Right, as mentioned in commit description to , desire to use shared
ring buffer across multiple CPUs to save memory and absorb bigger
spikes with overall lower memory use was one of main motivations.
Ordered events was another one. Both perf buffer and ftrace buffer use
strictly per-CPU buffers, which in practice makes a lot of developers
make hard and non-obvious choice between using too much memory or
losing too much events due to running out of space in a buffer.

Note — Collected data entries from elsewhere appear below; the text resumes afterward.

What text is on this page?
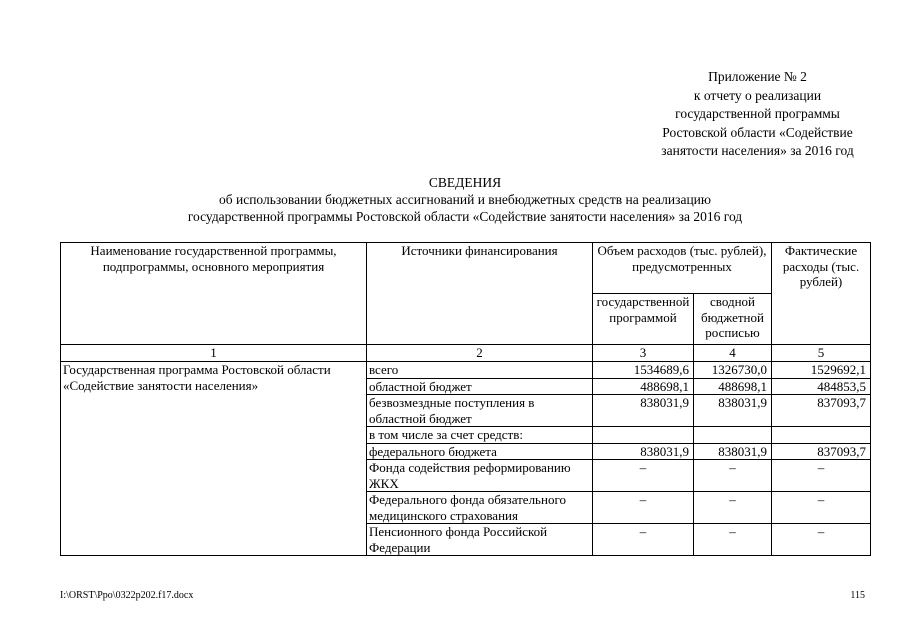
Приложение № 2
к отчету о реализации
государственной программы
Ростовской области «Содействие
занятости населения» за 2016 год
СВЕДЕНИЯ
об использовании бюджетных ассигнований и внебюджетных средств на реализацию
государственной программы Ростовской области «Содействие занятости населения» за 2016 год
Наименование государственной программы, подпрограммы, основного мероприятия	Источники финансирования	Объем расходов (тыс. рублей), предусмотренных		Фактические расходы (тыс. рублей)
		государственной программой	сводной бюджетной росписью	
1	2	3	4	5
Государственная программа Ростовской области «Содействие занятости населения»	всего	1534689,6	1326730,0	1529692,1
	областной бюджет	488698,1	488698,1	484853,5
	безвозмездные поступления в областной бюджет	838031,9	838031,9	837093,7
	в том числе за счет средств:			
	федерального бюджета	838031,9	838031,9	837093,7
	Фонда содействия реформированию ЖКХ	–	–	–
	Федерального фонда обязательного медицинского страхования	–	–	–
	Пенсионного фонда Российской Федерации	–	–	–
I:\ORST\Ppo\0322p202.f17.docx	115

> On top of that, they want multi-producer support. Yes, doing that gets
> interesting really fast, but using spinlocks gets you a trainwreck like
> This thing so readily wanting to drop data on the floor should worry
It's true that *in NMI context*, if spinlock is already taken,
reservation will fail, so under high contention there will be
potentially high number of drops. So for such cases perfbuf might be a
better approach and BPF applications will have to deal with higher
memory usage. In practice, though, most BPF programs are not running
in NMI context, so there won't be any drop due to spinlock usage.
Having both perfbuf and this new BPF ringbuf gives people choice and
more options to tailor to their needs.
There is another cluster of applications which are unnecessarily more
complicated just for the fact that there is no ordering between
correlated events that happen on different CPUs. Per-CPU buffers are
not well suited for such cases, unfortunately.
> people, but apparently they've not spend enough time debugging stuff
> with partial logs yet. Of course, bpf_prog_active already makes BPF
> lossy, so maybe they went with that.
Not sure which "partial logs" you mean, I'll assume dropped samples?
All production BPF applications are already designed to handle data
loss, because it could and does happen due to running out of buffer
space. Of course, amount of such drops is minimized however possible,
but applications still need to be able to handle that.
Now, though, there will be more options. Now it's not just a question
of whether to allocate a tiny 64KB per-CPU buffer on 80 core server
and use reasonable 5MB for perfbuf overall, but suffer high and
frequent data loss whenever a burst of incoming events happen. Or bump
it up to, say, 256KB (or higher) and use 20MB+ now, which most of the
time will be completely unused, but be able to absorb 4x more events.
Now it might be more than enough to just allocate a single shared 5MB
buffer and be able to absorb much higher spikes (of course, assuming
not all CPUs will be spiking at the same time, in which case nothing
can really help you much w.r.t. data loss).
So many BPF users are acutely aware of data loss and care a lot, but
there are other constraints that they have to take into account.
As for expensiveness of spinlock and atomics, a lot of applications we
are seeing do not require huge throughput that per-CPU data structures
provide, so such overhead is acceptable. Even under high contention,
BPF ringbuf performance is pretty reasonable and will satisfy a lot of
applications, see .
> All reasons why I never bother with BPF, aside from it being more
> difficult than hacking up a kernel in the first place.
It's not my goal to pitch BPF here, but for a lot of real-world use
cases, hacking kernel is not an option at all, for many reasons. One
of them is that kernel upgrades across huge fleet of servers take a
long time, which teams can't afford to wait. In such cases, BPF is a
perfect solution, which can't be beaten, as evidenced by a wide
variety of BPF applications solving real problems.